Embryo-Fetal Toxicity

The safety and efficacy of AKEEGA ® have not been established in females. Based on animal reproductive studies and mechanism of action, AKEEGA ® can cause fetal harm and loss of pregnancy when administered to a pregnant female.

Niraparib has the potential to cause teratogenicity and/or embryo-fetal death since niraparib is genotoxic and targets actively dividing cells in animals and patients (e.g., bone marrow).

In animal reproduction studies, oral administration of abiraterone acetate to pregnant rats during organogenesis caused adverse developmental effects at maternal exposures approximately ≥0.03 times the human exposure (AUC) at the recommended dose.

Advise males with female partners of reproductive potential to use effective contraception during treatment and for 4 months after the last dose of AKEEGA ® . Females who are or may become pregnant should handle AKEEGA ® with protection, e.g., gloves.

Based on animal studies, AKEEGA ® may impair fertility in males of reproductive potential.

ADVERSE REACTIONS

The safety of AKEEGA ® in patients with BRCA m mCRPC was evaluated in Cohort 1 of MAGNITUDE.

The most common adverse reactions (≥10%), including laboratory abnormalities, are decreased hemoglobin, decreased lymphocytes, decreased white blood cells, musculoskeletal pain, fatigue, decreased platelets, increased alkaline phosphatase, constipation, hypertension, nausea, decreased neutrophils, increased creatinine, increased potassium, decreased potassium, increased AST, increased ALT, edema, dyspnea, decreased appetite, vomiting, dizziness, COVID-19, headache, abdominal pain, hemorrhage, urinary tract infection, cough, insomnia, increased bilirubin, weight decreased, arrhythmia, fall, and pyrexia.

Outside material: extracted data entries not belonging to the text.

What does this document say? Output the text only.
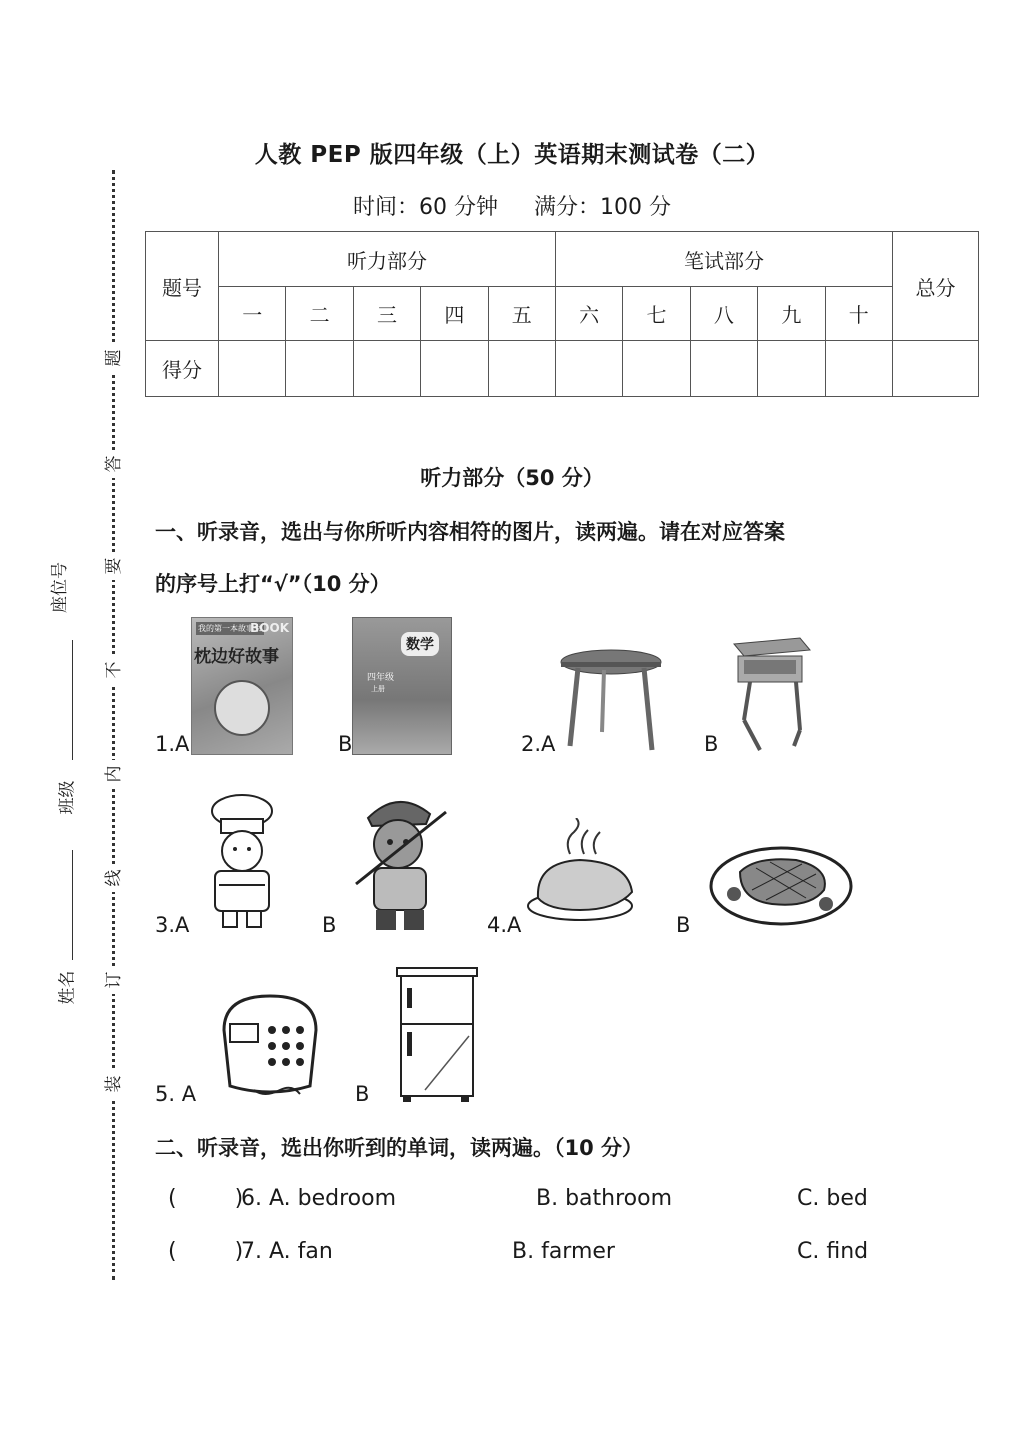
题
答
要
不
内
线
订
装
座位号
班级
姓名
人教 PEP 版四年级（上）英语期末测试卷（二）
时间：60 分钟 满分：100 分
题号	听力部分					笔试部分					总分
	一	二	三	四	五	六	七	八	九	十	
得分											
听力部分（50 分）
一、听录音，选出与你所听内容相符的图片，读两遍。请在对应答案
的序号上打“√”（10 分）
1.A
我的第一本故事书
BOOK
枕边好故事
B
数学
四年级
上册
2.A	B
3.A	B	4.A	B
5. A	B
二、听录音，选出你听到的单词，读两遍。（10 分）
(	)
6. A. bedroom	B. bathroom	C. bed
(	)
7. A. fan	B. farmer	C. find
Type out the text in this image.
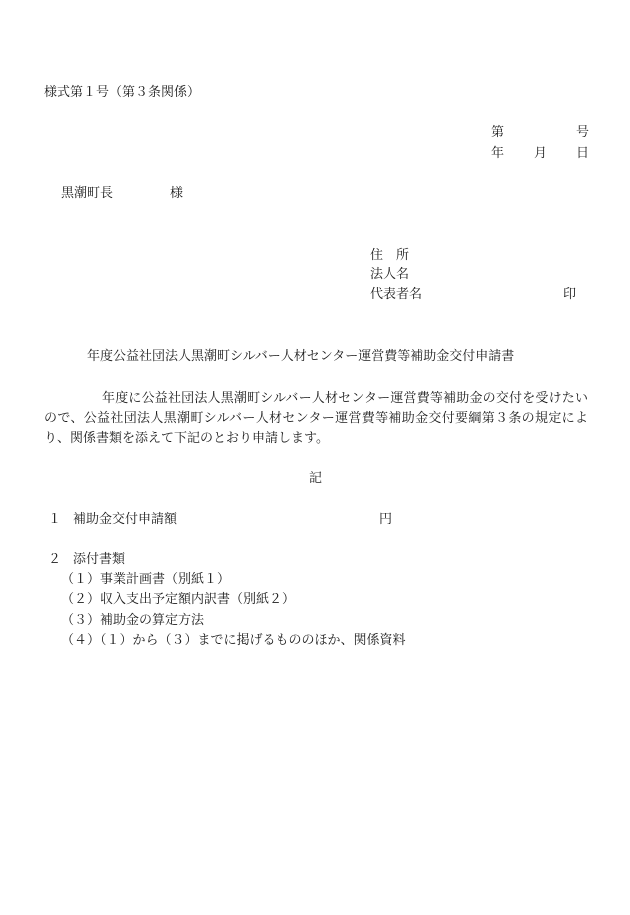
様式第１号（第３条関係）
第	号
年 月 日
黒潮町長	様
住　所
法人名
代表者名	印
年度公益社団法人黒潮町シルバー人材センター運営費等補助金交付申請書
年度に公益社団法人黒潮町シルバー人材センター運営費等補助金の交付を受けたいので、公益社団法人黒潮町シルバー人材センター運営費等補助金交付要綱第３条の規定により、関係書類を添えて下記のとおり申請します。
記
１ 補助金交付申請額	円
２ 添付書類
（１）事業計画書（別紙１）
（２）収入支出予定額内訳書（別紙２）
（３）補助金の算定方法
（４）（１）から（３）までに掲げるもののほか、関係資料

Serious adverse reactions reported in >2% of patients included COVID-19 (7%), anemia (4.4%), pneumonia (3.5%), and hemorrhage (3.5%). Fatal adverse reactions occurred in 9% of patients who received AKEEGA ® , including COVID-19 (5%), cardiopulmonary arrest (1%), dyspnea (1%), pneumonia (1%), and septic shock (1%).

DRUG INTERACTIONS

Effect of Other Drugs on AKEEGA ®

Avoid coadministration with strong CYP3A4 inducers.

Abiraterone is a substrate of CYP3A4. Strong CYP3A4 inducers may decrease abiraterone concentrations, which may reduce the effectiveness of abiraterone.

Effects of AKEEGA ® on Other Drugs

Avoid coadministration unless otherwise recommended in the Prescribing Information for CYP2D6 substrates for which minimal changes in concentration may lead to serious toxicities. If alternative treatments cannot be used, consider a dose reduction of the concomitant CYP2D6 substrate drug.